With the rampant spread of Covid-19, many Americans are unable to pay their rents and this impacts the landlord's ability to pay mortgage. We discuss CARES Act for each state.
This pandemic has been a stressful few months for everyone, with people getting sick and losing their loved ones to COVID-19. To add to this, many companies have been downsizing, as markets and malls have been shut down, and business is slow. Along with downsizing, companies have been letting go of their employees. This is because they may not have the money anymore to pay the salaries of so many employees. Of course, from a business point of view, this is understandable and may even be a smart thing to do. However, this has negatively impacted many people, who are now all of a sudden left without a job and a source of income, being forced to dip into their savings for the bare minimum such as buying groceries and paying bills.
It feels as if COVID-19 has completely stopped time, or at least slowed it down. Business is slow for everyone, even those who still have jobs. In this article, we will look at the impact COVID-19 has had on paying rent, eviction from rented houses, and the laws that govern these in the United States.
Losing your job(s) or slow business means you are not earning as much as you were before. For many people, this makes it very hard to make ends meet – this is the case for millions of Americans. The unemployment rate is hovering around 7% at the time of this writing. According to a recent study, the average American’s savings is $3,500. The average monthly rent in the US for apartments is $1,463. With the cost of living expenses, many people cannot afford to pay their rents shortly after losing their jobs. When renters cannot pay their rent, eviction follows. However, we are going through a pandemic with wide implications for everyone.
As a landlord who relies on the rental income to cover mortgage and expenses, rent is important to make their ends meet. Without the rental income, landlords could potentially lose their houses. The struggles of the renters to pay rent has put many landlords in a difficult position of being empathetic to the needs of the renter and at the same time protecting their hard-earned investment properties. To offer buffer coverage, many mortgage lenders are offering mortgage forbearance or deferment to homeowners. This deferment will be reported to the credit bureau under the Coronavirus Aid, Relief, and Economic Security (CARES) Act, which does not impact the credit score of the landlord. However, it impacts the ability of the landlord to refinance the property for a year. In addition to that, they still have to pay the accrued mortgage. While the renter is still responsible for the accrued rent to the landlord, many renters struggle with affording several months’ rent even without Covid-19. The landlord does not have to repay the deferred mortgage in lumpsum.
Eviction due to the inability to pay complete rent on time was so widespread, that the National Low Income Housing Coalition announced in August that around 20-40 million Americans would be faced with eviction in the months to follow. The National Low Income Housing Coalition or NLIHC for short is a group that advocates for just public policy regarding low-income households in the United States so that people who do not earn a lot of money can live comfortable and decent lives.
Taking into account how many people were being forced out of their homes for not being able to pay rent as the economy crashed, the President of the United States announced that there would be a temporary ban on evictions in the United States, starting from September 1st. This ban would last the entire rest of the year. This was done after the Centers for Disease Control and Prevention stated that implementing the order was an “emergency action”.

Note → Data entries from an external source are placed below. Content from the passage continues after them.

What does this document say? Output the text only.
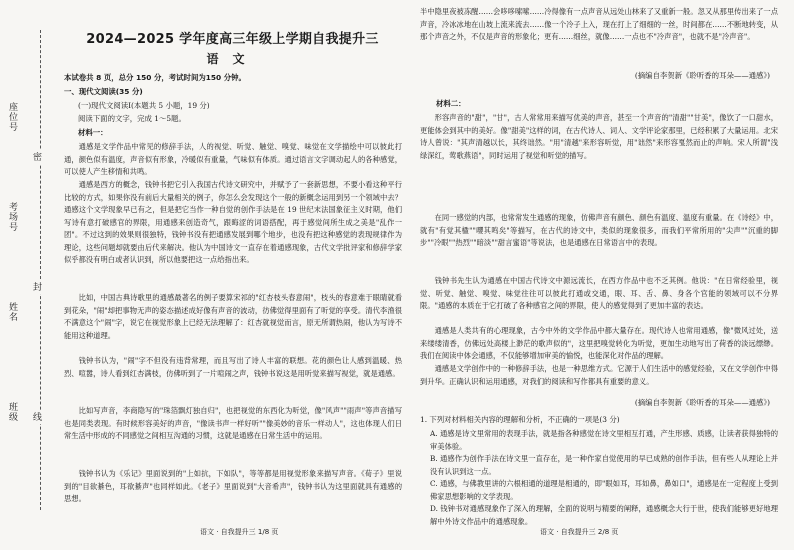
密
封
线
座位号
考场号
姓名
班级
2024—2025 学年度高三年级上学期自我提升三
语文
本试卷共 8 页，总分 150 分，考试时间为150 分钟。
一、现代文阅读(35 分)
(一)现代文阅读Ⅰ(本题共 5 小题，19 分)
阅读下面的文字，完成 1～5题。
材料一：
通感是文学作品中常见的修辞手法，人的视觉、听觉、触觉、嗅觉、味觉在文学描绘中可以彼此打通，颜色似有温度，声音似有形象，冷暖似有重量，气味似有体质。通过语言文字调动起人的各种感觉，可以使人产生移情和共鸣。
通感是西方的概念，钱钟书把它引入我国古代诗文研究中，并赋予了一套新思想，不要小看这种平行比较的方式，如果你没有前后大量相关的例子，你怎么会发现这个一般的新概念运用到另一个领域中去？通感这个文学现象早已有之，但是把它当作一种自觉的创作手法是在 19 世纪末法国象征主义时期，他们写诗有意打破感官的界限，用通感来创造奇气，跟晦涩的词语搭配，再于感觉间所生成之美是"乱作一团"。不过这到的效果则很独特，钱钟书没有把通感发展到哪个地步，也没有把这种感觉的表现规律作为理论，这些问题却就要由后代来解决。他认为中国诗文一直存在着通感现象，古代文学批评家和修辞学家似乎都没有明白或者认识到，所以他要把这一点给指出来。
比如，中国古典诗歌里的通感最著名的例子要算宋祁的"红杏枝头春意闹"，枝头的春意难于眼睛就看到花朵，"闹"却把事物无声的姿态描述成好像有声音的波动，彷佛觉得里面有了听觉的享受。清代李渔很不满意这个"闹"字，说它在视觉形象上已经无法理解了：红杏就视觉而言，原无所谓热闹，他认为写诗不能用这种道理。
钱钟书认为，"闹"字不但没有违背常理，而且写出了诗人丰富的联想。花的颜色让人感到温暖、热烈、喧嚣，诗人看到红杏满枝，仿佛听到了一片喧闹之声，钱钟书说这是用听觉来描写视觉，就是通感。
比如写声音，李商隐写的"珠箔飘灯独自归"，也把视觉的东西化为听觉，像"风声""雨声"等声音描写也是同类表现。有时候形容美好的声音，"像读书声一样好听""像美妙的音乐一样动人"，这也体现人们日常生活中形成的不同感觉之间相互沟通的习惯，这就是通感在日常生活中的运用。
钱钟书认为《乐记》里面说到的"上如抗，下如队"，等等都是用视觉形象来描写声音。《荀子》里说到的"目欲綦色，耳欲綦声"也同样如此。《老子》里面说到"大音希声"，钱钟书认为这里面就具有通感的思想。
语文 · 自我提升三 1/8 页
半中隐里夜被冻醒……会哆哆嗦嗦……冷得像有一点声音从远处山林来了又重新一般。忽又从那里传出来了一点声音，冷冰冰地在山坡上流来流去……像一个冷子上入，现在打上了细细的一丝，时间都在……不断地转变，从那个声音之外，不仅是声音的形象化；更有……细丝，就像……一点也不"冷声音"，也就不是"冷声音"。
(摘编自李贺新《聆听香的耳朵——通感》)
材料二：
形容声音的"甜"，"甘"，古人常常用来描写优美的声音，甚至一个声音的"清甜""甘美"，像饮了一口甜水，更能体会到其中的美好。像"甜美"这样的词，在古代诗人、词人、文学评论家那里，已经积累了大量运用。北宋诗人曾说："其声清越以长，其终诎然。"用"清越"来形容听觉，用"诎然"来形容戛然而止的声响。宋人所谓"浅绿深红，莺歌燕语"，同时运用了视觉和听觉的描写。
在同一感觉的内部，也常常发生通感的现象，仿佛声音有颜色、颜色有温度、温度有重量。在《诗经》中，就有"有觉其楹""嚶其鸣矣"等描写，在古代的诗文中，类似的现象很多，而我们平常所用的"尖声""沉重的脚步""冷眼""热烈""暗淡""甜言蜜语"等说法，也是通感在日常语言中的表现。
钱钟书先生认为通感在中国古代诗文中源远流长，在西方作品中也不乏其例。他说："在日常经验里，视觉、听觉、触觉、嗅觉、味觉往往可以彼此打通或交通，眼、耳、舌、鼻、身各个官能的领域可以不分界限。"通感的本质在于它打破了各种感官之间的界限，使人的感觉得到了更加丰富的表达。
通感是人类共有的心理现象，古今中外的文学作品中都大量存在。现代诗人也常用通感，像"微风过处，送来缕缕清香，仿佛远处高楼上渺茫的歌声似的"，这里把嗅觉转化为听觉，更加生动地写出了荷香的淡远缥缈。我们在阅读中体会通感，不仅能够增加审美的愉悦，也能深化对作品的理解。
通感是文学创作中的一种修辞手法，也是一种思维方式。它源于人们生活中的感觉经验，又在文学创作中得到升华。正确认识和运用通感，对我们的阅读和写作都具有重要的意义。
(摘编自李贺新《聆听香的耳朵——通感》)
1. 下列对材料相关内容的理解和分析，不正确的一项是(3 分)
A. 通感是诗文里常用的表现手法，就是指各种感觉在诗文里相互打通，产生形感、质感，让读者获得独特的审美体验。
B. 通感作为创作手法在诗文里一直存在，是一种作家自觉使用的早已成熟的创作手法，但有些人从理论上并没有认识到这一点。
C. 通感，与佛教里讲的六根相通的道理是相通的，即"眼如耳，耳如鼻，鼻如口"，通感是在一定程度上受到佛家思想影响的文学表现。
D. 钱钟书对通感现象作了深入的理解，全面的说明与精要的阐释，通感概念大行于世，使我们能够更好地理解中外诗文作品中的通感现象。
语文 · 自我提升三 2/8 页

The main challenge with these criteria is that they are all very subjective. It says the renter must have tried their hardest to pay the rent, or done everything they possibly could to get government assistance to pay it. Thus, this can be interpreted by the landlord in any way they want. They could simply state that the renter is not eligible and they are not covered under this order, and forcibly evict them. The tenant will have to leave the premises. The best the renter can do is to fight it out in court, which will take time and money. Thus going to court is not a feasible option for someone who is barely making ends meet as it is. In the courtroom, it is up to the housing judge whether you, as the renter, are eligible to stay in the rented premises, or the landlord can evict you. The landlord can still evict the renter for reasons other than the non-payment of rent. These include any criminal activity or destruction of property.
The ban on evictions and utility shut-offs if one cannot pay rent on time does not apply to all 50 states of America though. We shed some light on each state with the following breakdown:
Check the above list to find your local state, so that you are prepared in case of any emergency situation, such as eviction. In addition to the state-level guidelines, every county and city has local programs in place. Some counties offer emergency rental assistance program. Some cities offer additional support including for homeless people. Neither the renter nor the landlord wants to be in this difficult conundrum. With well over 13 million people impacted, the Covid-19 pandemic is very real and very dangerous. It continues to shape our lives every single day, which is why we need to be prepared beforehand.